Amnesty International a réitéré vendredi 16 septembre son appel en faveur de la libération de Nasser Abul, au lendemain d’une veillée à la bougie organisée à la mosquée de Hamza Abbas Maqames, à Rumaithiya au Koweït, pour le centième jour de sa détention.


Nasser Abul, âgé 26 ans, est accusé de crimes contre la « sécurité nationale », notamment d’avoir porté atteinte « aux intérêts de l’État » et « aux relations politiques avec des pays frères », en lien avec des messages publiés sur son compte, sur le site de microblogage Twitter.


Amnesty International a lu les messages qu’elle a pu identifier comme ayant été publiés au nom de Nasser Abul sur Twitter. L’organisation a constaté que certains messages contiennent des propos critiques voire parfois désobligeants à l’égard des familles royales et des autorités bahreïnites et saoudiennes, ainsi que des partisans du mouvement salafiste. Toutefois, ces messages ne semblent pas prôner la violence, le racisme ou la haine raciale.


Amnesty International a écrit le 9 septembre 2011 au ministre koweïtien de la Justice pour lui demander d’apporter de toute urgence des précisions quant aux raisons et fondements juridiques sur lesquels repose le maintien en détention de Nasser Abul. À ce jour, l’organisation n’a reçu aucune réponse.


En se basant sur les informations à sa disposition, Amnesty International estime que Nasser Abul est un prisonnier d'opinion détenu pour avoir exercé pacifiquement son droit à la liberté d’expression. Aussi, l’organisation continue-t-elle de demander sa libération immédiate et sans condition.


Nasser Abul est incarcéré depuis son arrestation le 7 juin 2011, après avoir été convoqué pour être interrogé par les services de la Sûreté de l’État. Le 12 juin, il a comparu devant le parquet général, qui lui a présenté les chefs d’accusation retenus contre lui. Ni son avocat ni ses proches n’ont pu assister à cette audience.

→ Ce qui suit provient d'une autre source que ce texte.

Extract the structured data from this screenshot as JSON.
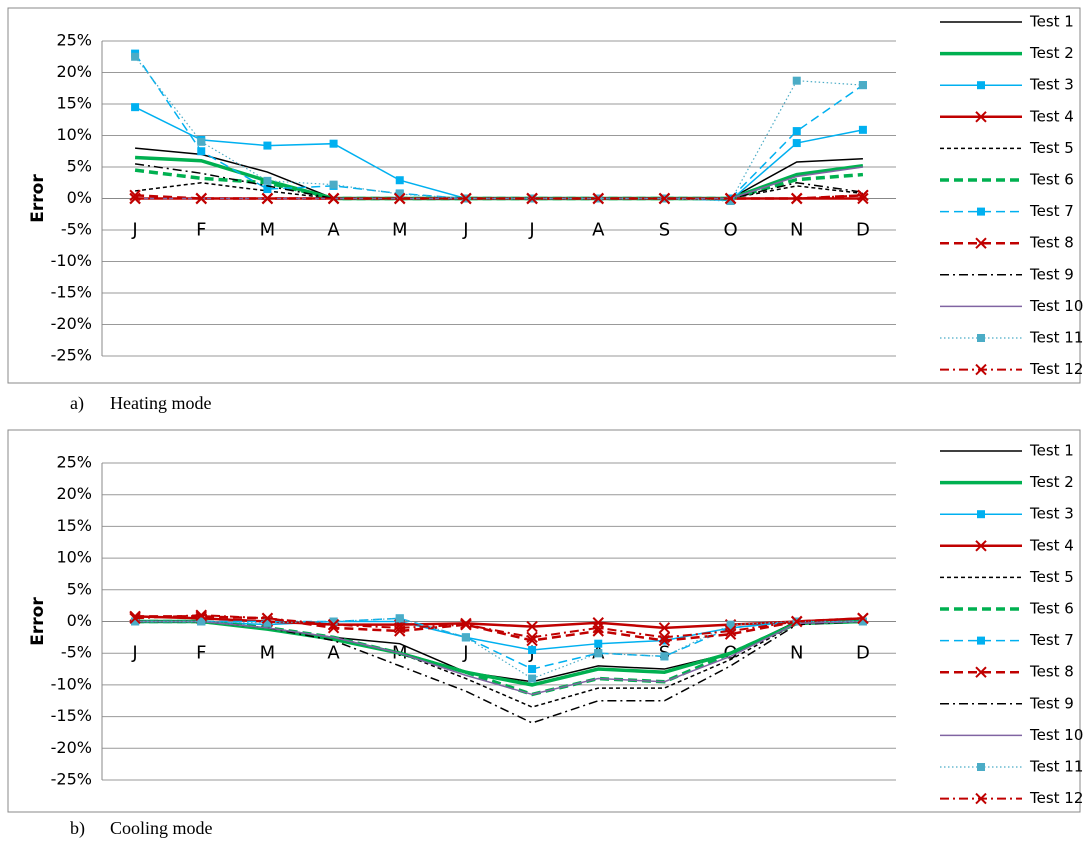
{
  "chart_data": [
    {
      "type": "line",
      "y_label": "Error",
      "caption_marker": "a)",
      "caption": "Heating mode",
      "categories": [
        "J",
        "F",
        "M",
        "A",
        "M",
        "J",
        "J",
        "A",
        "S",
        "O",
        "N",
        "D"
      ],
      "ylim": [
        -25,
        25
      ],
      "grid": true,
      "yticks": [
        {
          "value": 25,
          "label": "25%"
        },
        {
          "value": 20,
          "label": "20%"
        },
        {
          "value": 15,
          "label": "15%"
        },
        {
          "value": 10,
          "label": "10%"
        },
        {
          "value": 5,
          "label": "5%"
        },
        {
          "value": 0,
          "label": "0%"
        },
        {
          "value": -5,
          "label": "-5%"
        },
        {
          "value": -10,
          "label": "-10%"
        },
        {
          "value": -15,
          "label": "-15%"
        },
        {
          "value": -20,
          "label": "-20%"
        },
        {
          "value": -25,
          "label": "-25%"
        }
      ],
      "series": [
        {
          "name": "Test 1",
          "color": "#000000",
          "width": 1.5,
          "dash": "solid",
          "marker": "none",
          "values": [
            8,
            7,
            4.2,
            0,
            0,
            0,
            0,
            0,
            0,
            0,
            5.8,
            6.3
          ]
        },
        {
          "name": "Test 2",
          "color": "#00b050",
          "width": 3.5,
          "dash": "solid",
          "marker": "none",
          "values": [
            6.5,
            6,
            2.8,
            0,
            0,
            0,
            0,
            0,
            0,
            0,
            3.8,
            5.2
          ]
        },
        {
          "name": "Test 3",
          "color": "#00b0f0",
          "width": 1.5,
          "dash": "solid",
          "marker": "square",
          "values": [
            14.5,
            9.3,
            8.4,
            8.7,
            2.9,
            0,
            0,
            0,
            0,
            -0.3,
            8.8,
            10.9
          ]
        },
        {
          "name": "Test 4",
          "color": "#c00000",
          "width": 2.5,
          "dash": "solid",
          "marker": "x",
          "values": [
            0,
            0,
            0,
            0,
            0,
            0,
            0,
            0,
            0,
            0,
            0,
            0
          ]
        },
        {
          "name": "Test 5",
          "color": "#000000",
          "width": 1.5,
          "dash": "dash",
          "marker": "none",
          "values": [
            1.2,
            2.5,
            1.2,
            0,
            0,
            0,
            0,
            0,
            0,
            0,
            2,
            0.8
          ]
        },
        {
          "name": "Test 6",
          "color": "#00b050",
          "width": 3.5,
          "dash": "longdash",
          "marker": "none",
          "values": [
            4.5,
            3.2,
            2.5,
            0,
            0,
            0,
            0,
            0,
            0,
            0,
            3,
            3.8
          ]
        },
        {
          "name": "Test 7",
          "color": "#00b0f0",
          "width": 1.5,
          "dash": "longdash",
          "marker": "square",
          "values": [
            23,
            7.5,
            1.5,
            2,
            0.8,
            0,
            0,
            0,
            0,
            0,
            10.7,
            18
          ]
        },
        {
          "name": "Test 8",
          "color": "#c00000",
          "width": 2.5,
          "dash": "longdash",
          "marker": "x",
          "values": [
            0.5,
            0,
            0,
            0,
            0,
            0,
            0,
            0,
            0,
            0,
            0,
            0.5
          ]
        },
        {
          "name": "Test 9",
          "color": "#000000",
          "width": 1.5,
          "dash": "dashdot",
          "marker": "none",
          "values": [
            5.5,
            4,
            2,
            0,
            0,
            0,
            0,
            0,
            0,
            0,
            2.5,
            1
          ]
        },
        {
          "name": "Test 10",
          "color": "#8064a2",
          "width": 1.5,
          "dash": "solid",
          "marker": "none",
          "values": [
            0,
            0,
            0,
            0,
            0,
            0,
            0,
            0,
            0,
            0,
            3.5,
            5
          ]
        },
        {
          "name": "Test 11",
          "color": "#4bacc6",
          "width": 1.2,
          "dash": "dot",
          "marker": "square",
          "values": [
            22.5,
            9,
            2.8,
            2.2,
            0.7,
            0,
            0,
            0,
            0,
            -0.4,
            18.7,
            18
          ]
        },
        {
          "name": "Test 12",
          "color": "#c00000",
          "width": 2,
          "dash": "dashdot",
          "marker": "x",
          "values": [
            0,
            0,
            0,
            0,
            0,
            0,
            0,
            0,
            0,
            0,
            0,
            0.5
          ]
        }
      ]
    },
    {
      "type": "line",
      "y_label": "Error",
      "caption_marker": "b)",
      "caption": "Cooling mode",
      "categories": [
        "J",
        "F",
        "M",
        "A",
        "M",
        "J",
        "J",
        "A",
        "S",
        "O",
        "N",
        "D"
      ],
      "ylim": [
        -25,
        25
      ],
      "grid": true,
      "yticks": [
        {
          "value": 25,
          "label": "25%"
        },
        {
          "value": 20,
          "label": "20%"
        },
        {
          "value": 15,
          "label": "15%"
        },
        {
          "value": 10,
          "label": "10%"
        },
        {
          "value": 5,
          "label": "5%"
        },
        {
          "value": 0,
          "label": "0%"
        },
        {
          "value": -5,
          "label": "-5%"
        },
        {
          "value": -10,
          "label": "-10%"
        },
        {
          "value": -15,
          "label": "-15%"
        },
        {
          "value": -20,
          "label": "-20%"
        },
        {
          "value": -25,
          "label": "-25%"
        }
      ],
      "series": [
        {
          "name": "Test 1",
          "color": "#000000",
          "width": 1.5,
          "dash": "solid",
          "marker": "none",
          "values": [
            0,
            0,
            -1.2,
            -2.5,
            -3.5,
            -8,
            -9.5,
            -7,
            -7.5,
            -5,
            0,
            0
          ]
        },
        {
          "name": "Test 2",
          "color": "#00b050",
          "width": 3.5,
          "dash": "solid",
          "marker": "none",
          "values": [
            0,
            0,
            -1.2,
            -2.8,
            -5,
            -8,
            -10,
            -7.5,
            -8,
            -5,
            -0.3,
            0
          ]
        },
        {
          "name": "Test 3",
          "color": "#00b0f0",
          "width": 1.5,
          "dash": "solid",
          "marker": "square",
          "values": [
            0,
            0,
            -0.5,
            0,
            0,
            -2.5,
            -4.5,
            -3.5,
            -3,
            -1,
            0,
            0
          ]
        },
        {
          "name": "Test 4",
          "color": "#c00000",
          "width": 2.5,
          "dash": "solid",
          "marker": "x",
          "values": [
            0.8,
            0.5,
            0,
            -0.5,
            -0.5,
            -0.3,
            -0.8,
            -0.2,
            -1,
            -0.5,
            0,
            0.5
          ]
        },
        {
          "name": "Test 5",
          "color": "#000000",
          "width": 1.5,
          "dash": "dash",
          "marker": "none",
          "values": [
            0,
            0,
            -1,
            -2.5,
            -5,
            -9,
            -13.5,
            -10.5,
            -10.5,
            -6,
            -0.3,
            0
          ]
        },
        {
          "name": "Test 6",
          "color": "#00b050",
          "width": 3.5,
          "dash": "longdash",
          "marker": "none",
          "values": [
            0,
            0,
            -1,
            -2.5,
            -5,
            -8,
            -11.5,
            -9,
            -9.5,
            -5,
            -0.3,
            0
          ]
        },
        {
          "name": "Test 7",
          "color": "#00b0f0",
          "width": 1.5,
          "dash": "longdash",
          "marker": "square",
          "values": [
            0,
            0,
            0,
            0,
            0.5,
            -2.5,
            -7.5,
            -5,
            -5.5,
            -1,
            0,
            0
          ]
        },
        {
          "name": "Test 8",
          "color": "#c00000",
          "width": 2.5,
          "dash": "longdash",
          "marker": "x",
          "values": [
            0.8,
            0.8,
            0.5,
            -1,
            -1.5,
            -0.5,
            -3,
            -1.5,
            -3,
            -2,
            0,
            0.5
          ]
        },
        {
          "name": "Test 9",
          "color": "#000000",
          "width": 1.5,
          "dash": "dashdot",
          "marker": "none",
          "values": [
            0,
            0,
            -1,
            -3,
            -7,
            -11,
            -16,
            -12.5,
            -12.5,
            -7,
            -0.5,
            0
          ]
        },
        {
          "name": "Test 10",
          "color": "#8064a2",
          "width": 1.5,
          "dash": "solid",
          "marker": "none",
          "values": [
            0,
            0,
            -1,
            -2.5,
            -5,
            -8.5,
            -11.5,
            -9,
            -9.5,
            -5.5,
            -0.3,
            0
          ]
        },
        {
          "name": "Test 11",
          "color": "#4bacc6",
          "width": 1.2,
          "dash": "dot",
          "marker": "square",
          "values": [
            0,
            0,
            -0.2,
            0,
            0.5,
            -2.5,
            -9,
            -5,
            -5.5,
            -0.5,
            0,
            0
          ]
        },
        {
          "name": "Test 12",
          "color": "#c00000",
          "width": 2,
          "dash": "dashdot",
          "marker": "x",
          "values": [
            0.5,
            1,
            0.5,
            -0.5,
            -1,
            -0.5,
            -2.5,
            -1,
            -2.5,
            -1.5,
            0,
            0.5
          ]
        }
      ]
    }
  ]
}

Deux jours plus tard, des membres des forces de sécurité l’ont conduit au domicile de sa famille ; la maison a été fouillée, son ordinateur et son téléphone ont été saisis. Il a dit à sa mère qu'il avait été frappé par des agents des services de sécurité durant les deux premiers jours de sa détention, qu’il avait été également insulté et menacé, et qu'on ne lui permettait pas d'éteindre la lumière dans sa cellule.


Depuis, sa détention à été prolongée à plusieurs reprises lors de différentes comparutions devant un tribunal pénal. Le 16 août, un agent des forces de sécurité aurait indiqué au tribunal que Nasser Abul avait été placé en détention à la demande des autorités saoudiennes.

Le 15 septembre, un membre de l’Association des droits humains du Koweït a abordé la question du maintien en détention de Nasser Abul avec un représentant du ministère de la Justice. Ce dernier se serait engagé à ce que cette affaire soit réglée par la justice dans les meilleurs délais.


Nasser Abul nierait les allégations formulées à son encontre, affirmant que son compte Twitter a été piraté avant la publication des messages, et qu’il les a effacés après s’en être rendu compte.


L’article 36 de la Constitution koweïtienne dispose : « La liberté d’expression est garantie. Toute personne a le droit d’exprimer et de diffuser ses opinions oralement, par écrit ou par tout autre moyen, conformément aux conditions et procédures prévues par la loi. » Par ailleurs, le Koweït étant partie au Pacte international relatif aux droits civils et politiques (PIDCP), il est tenu de respecter le droit à la liberté d’expression.